Opinião

O Orçamento é sempre o mesmo Velho do Restelo

Ana Pedrosa-Augusto


Chegou a altura do Orçamento do Estado! Ansiamos por este momento e, invariavelmente, as expectativas são grandes.

Infelizmente, nos últimos anos, a agitação não resulta do que seja um grande rasgo de inovação que possamos encontrar, mas sim do que é colocado em cima da mesa pelo Governo para negociar à sua esquerda. A respiração fica sustida bastante tempo sob a pergunta: num país ainda capitalista, num país em que ainda há uma réstia de economia de mercado, que medidas de cedência vamos ter de tolerar em nome de uma pretensa estabilidade governativa?

Além disto, que não é dizer pouco, ano após ano recebemos a mesma lição: “O Orçamento é nosso amigo.” É amigo das famílias, é amigo das empresas, é amigo dos jovens, é amigo do ambiente. Lamentavelmente, os episódios subsequentes da saga mostram que este é um daqueles casos em que, “com amigos assim”...

A grande diferença deste 2021 é que há uma variável extraordinária e especial que podia permitir uma lufada de ar fresco: chama-se PRR e não há português que não saiba o que é. Como ouviu mil vezes durante a campanha para as eleições autárquicas, o PS gritou bem alto que dominava estes muitos milhões e que ia entregá-los aos municípios, aos serviços do Estado, às empresas do Estado, ao Estado, ao Estado, ao Estado. Faltou esta nota na apresentação do Orçamento: é amigo do Estado. Não há nada de novo, portanto.

Esta percepção é de tal forma verdadeira que, de acordo com um inquérito realizado em Setembro pela AEP – Associação Empresarial de Portugal, apenas 7% das empresas consideram que poderão eventualmente aproveitar estes fundos. Porquê? A principal razão prende-se com o facto de considerarem que está, à partida, tudo canalizado para o Estado.

Ora, faz sentido: como há pouco tempo referiu o nosso Presidente da República, sem consequência, os portugueses sempre viveram dependentes do Estado. Aqui estamos, bem resumidos, bem apresentados ao mundo. Portugueses, um povo que é pouco mais do que dependente do Estado. E assim continuará.

Este Orçamento é por isso, sem surpresa, um espelho disto mesmo. Tem algumas medidas redentoras, o que deve ser reconhecido e aplaudido, como o fim do absurdo pagamento especial por conta para as empresas, o alargamento do IRS jovem, tanto em tempo como em tipo de trabalho elegível, ou o aumento das miseráveis pensões que são causa de vergonha nacional (imagino que ninguém conteste a necessidade do seu aumento, só a fonte do respectivo financiamento).
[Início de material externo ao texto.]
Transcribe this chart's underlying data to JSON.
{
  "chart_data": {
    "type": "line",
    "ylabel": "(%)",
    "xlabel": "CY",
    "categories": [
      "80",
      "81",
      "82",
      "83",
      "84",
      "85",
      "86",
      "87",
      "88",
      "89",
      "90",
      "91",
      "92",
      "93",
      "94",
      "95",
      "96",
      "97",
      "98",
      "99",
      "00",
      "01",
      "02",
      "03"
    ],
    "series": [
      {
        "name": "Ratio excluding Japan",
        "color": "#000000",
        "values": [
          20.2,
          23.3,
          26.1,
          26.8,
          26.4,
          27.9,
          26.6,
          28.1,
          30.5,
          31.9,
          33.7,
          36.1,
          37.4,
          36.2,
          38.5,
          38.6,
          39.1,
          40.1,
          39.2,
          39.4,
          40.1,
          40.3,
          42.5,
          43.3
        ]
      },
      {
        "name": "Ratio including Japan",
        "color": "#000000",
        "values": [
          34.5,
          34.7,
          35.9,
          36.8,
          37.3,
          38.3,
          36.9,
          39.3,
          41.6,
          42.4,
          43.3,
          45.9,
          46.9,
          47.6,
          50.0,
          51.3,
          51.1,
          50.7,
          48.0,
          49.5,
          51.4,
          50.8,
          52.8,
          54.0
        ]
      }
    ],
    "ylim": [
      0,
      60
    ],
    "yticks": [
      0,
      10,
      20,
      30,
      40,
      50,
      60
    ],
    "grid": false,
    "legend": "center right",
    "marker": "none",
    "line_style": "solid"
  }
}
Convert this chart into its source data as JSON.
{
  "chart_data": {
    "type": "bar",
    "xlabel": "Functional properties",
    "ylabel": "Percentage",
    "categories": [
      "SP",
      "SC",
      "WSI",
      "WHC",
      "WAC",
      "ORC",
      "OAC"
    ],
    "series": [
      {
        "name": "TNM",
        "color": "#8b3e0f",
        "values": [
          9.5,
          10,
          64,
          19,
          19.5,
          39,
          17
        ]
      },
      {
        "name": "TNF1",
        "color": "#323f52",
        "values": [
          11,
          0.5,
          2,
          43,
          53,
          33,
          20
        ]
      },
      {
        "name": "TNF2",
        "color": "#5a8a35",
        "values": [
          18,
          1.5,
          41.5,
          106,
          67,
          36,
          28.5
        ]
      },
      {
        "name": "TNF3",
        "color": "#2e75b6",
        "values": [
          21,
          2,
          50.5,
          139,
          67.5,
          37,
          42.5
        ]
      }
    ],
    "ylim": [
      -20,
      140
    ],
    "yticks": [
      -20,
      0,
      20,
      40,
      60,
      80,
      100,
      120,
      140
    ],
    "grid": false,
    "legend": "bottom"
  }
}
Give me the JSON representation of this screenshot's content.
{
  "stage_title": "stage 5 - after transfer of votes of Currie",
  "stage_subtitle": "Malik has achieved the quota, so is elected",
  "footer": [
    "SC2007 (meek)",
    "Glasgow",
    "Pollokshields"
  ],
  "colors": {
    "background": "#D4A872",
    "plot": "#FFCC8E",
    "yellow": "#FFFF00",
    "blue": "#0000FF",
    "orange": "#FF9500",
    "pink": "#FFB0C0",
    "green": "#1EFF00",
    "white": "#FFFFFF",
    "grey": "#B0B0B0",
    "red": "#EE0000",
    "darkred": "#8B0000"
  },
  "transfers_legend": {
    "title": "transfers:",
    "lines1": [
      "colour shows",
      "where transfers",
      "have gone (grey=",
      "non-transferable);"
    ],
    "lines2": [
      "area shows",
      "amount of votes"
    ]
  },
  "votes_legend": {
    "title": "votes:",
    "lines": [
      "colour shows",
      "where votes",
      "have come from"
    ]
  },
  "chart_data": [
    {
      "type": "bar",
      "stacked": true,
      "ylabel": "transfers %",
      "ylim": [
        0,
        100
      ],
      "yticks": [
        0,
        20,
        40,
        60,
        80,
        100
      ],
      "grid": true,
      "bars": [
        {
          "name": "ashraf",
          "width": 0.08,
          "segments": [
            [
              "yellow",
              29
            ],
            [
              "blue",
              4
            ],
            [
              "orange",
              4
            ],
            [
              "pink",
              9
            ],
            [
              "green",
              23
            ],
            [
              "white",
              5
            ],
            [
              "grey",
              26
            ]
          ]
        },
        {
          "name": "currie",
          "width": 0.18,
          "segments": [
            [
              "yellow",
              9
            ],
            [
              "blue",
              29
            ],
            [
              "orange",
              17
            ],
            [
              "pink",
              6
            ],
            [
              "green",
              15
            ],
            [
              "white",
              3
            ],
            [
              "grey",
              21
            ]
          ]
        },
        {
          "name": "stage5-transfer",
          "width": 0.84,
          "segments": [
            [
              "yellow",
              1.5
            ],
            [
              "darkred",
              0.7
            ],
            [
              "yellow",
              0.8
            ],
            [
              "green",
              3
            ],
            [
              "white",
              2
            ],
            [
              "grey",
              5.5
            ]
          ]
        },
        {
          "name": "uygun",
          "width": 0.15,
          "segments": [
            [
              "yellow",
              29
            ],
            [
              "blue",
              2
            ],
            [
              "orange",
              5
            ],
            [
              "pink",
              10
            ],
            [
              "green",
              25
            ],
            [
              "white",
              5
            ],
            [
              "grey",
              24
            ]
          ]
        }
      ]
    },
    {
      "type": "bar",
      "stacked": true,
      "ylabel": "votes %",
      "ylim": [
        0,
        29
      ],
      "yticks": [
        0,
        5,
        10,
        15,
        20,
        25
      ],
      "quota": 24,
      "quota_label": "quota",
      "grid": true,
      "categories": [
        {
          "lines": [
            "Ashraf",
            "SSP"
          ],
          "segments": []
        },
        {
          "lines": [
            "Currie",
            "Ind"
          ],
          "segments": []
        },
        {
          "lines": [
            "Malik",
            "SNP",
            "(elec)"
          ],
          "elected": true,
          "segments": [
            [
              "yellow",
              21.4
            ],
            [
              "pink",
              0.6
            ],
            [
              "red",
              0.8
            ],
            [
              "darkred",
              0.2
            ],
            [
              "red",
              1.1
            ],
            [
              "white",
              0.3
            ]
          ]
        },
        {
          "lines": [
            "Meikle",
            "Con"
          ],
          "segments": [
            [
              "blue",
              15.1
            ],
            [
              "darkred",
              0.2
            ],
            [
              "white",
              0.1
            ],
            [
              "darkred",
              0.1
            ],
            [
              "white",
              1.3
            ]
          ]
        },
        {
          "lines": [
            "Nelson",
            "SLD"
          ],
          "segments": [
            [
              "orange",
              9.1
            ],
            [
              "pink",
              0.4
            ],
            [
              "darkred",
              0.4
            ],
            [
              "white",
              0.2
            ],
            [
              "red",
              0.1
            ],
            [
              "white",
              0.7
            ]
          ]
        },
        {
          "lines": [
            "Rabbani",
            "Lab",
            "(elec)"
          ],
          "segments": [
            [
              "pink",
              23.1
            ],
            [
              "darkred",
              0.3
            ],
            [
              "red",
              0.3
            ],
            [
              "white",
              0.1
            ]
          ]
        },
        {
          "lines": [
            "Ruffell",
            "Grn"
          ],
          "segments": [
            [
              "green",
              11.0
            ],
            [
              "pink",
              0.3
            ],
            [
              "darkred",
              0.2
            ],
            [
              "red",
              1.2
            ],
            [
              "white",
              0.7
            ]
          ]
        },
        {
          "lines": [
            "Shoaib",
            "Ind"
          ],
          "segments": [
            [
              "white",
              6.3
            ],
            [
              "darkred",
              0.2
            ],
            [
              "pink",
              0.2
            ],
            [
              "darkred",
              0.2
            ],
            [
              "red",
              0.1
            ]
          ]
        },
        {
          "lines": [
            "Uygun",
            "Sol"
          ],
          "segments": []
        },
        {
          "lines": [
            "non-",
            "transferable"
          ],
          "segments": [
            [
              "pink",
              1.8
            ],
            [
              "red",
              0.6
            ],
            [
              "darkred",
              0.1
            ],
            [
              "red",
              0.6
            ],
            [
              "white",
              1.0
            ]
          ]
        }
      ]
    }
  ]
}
Mas, à semelhança dos outros anos, não contém qualquer incentivo à poupança, antes pelo contrário, penaliza fortemente quem a faça; não introduz qualquer flexibilidade na gestão das empresas, que pagam, entre tudo o mais, a mais pesada factura de energia; e mantém a fortíssima e tendencialmente crescente tributação indirecta, que a todos calha. Esquece, novamente, que sem empresas fortes não há salários, emprego ou consumo.

Mantém o seu rumo de reforço de dependência das pessoas e de estatização da economia, voltando a usar recursos (e muitos) na TAP, por exemplo.

Pior que tudo, continua o seu papel de diabolização dos que considera “muito ricos”. Seriam tremendamente médios em qualquer outro país, mas aqui são considerados ricos. Introduz medidas de duvidosa constitucionalidade para agravar brutalmente a tributação do investimento no mercado de capitais (como se ele não fosse necessário) e baixa o limiar a partir do qual a taxa máxima de imposto é aplicável.

Continua, assim, a fomentar-se o discurso de classe, a acicatar-se a inveja, a promover a ambição como algo negativo. Repete-se à exaustão que só o público é bom, decente e aceitável.

Pasme-se, no entanto, que ainda assim não há garantia de aprovação do Orçamento à esquerda. Há que suster novamente a respiração e esperar o que aí vem.

Independentemente do cenário, há algo que é certo: Portugal ficará relegado a permanecer qual Velho do Restelo, com os seus pés sempre assentes no mesmo sítio, já de bengala e de fraca saúde, vendo passar todos os outros países à sua frente, a crescer e a aventurar-se em mais e melhor, gritando-lhes que a mudança é má.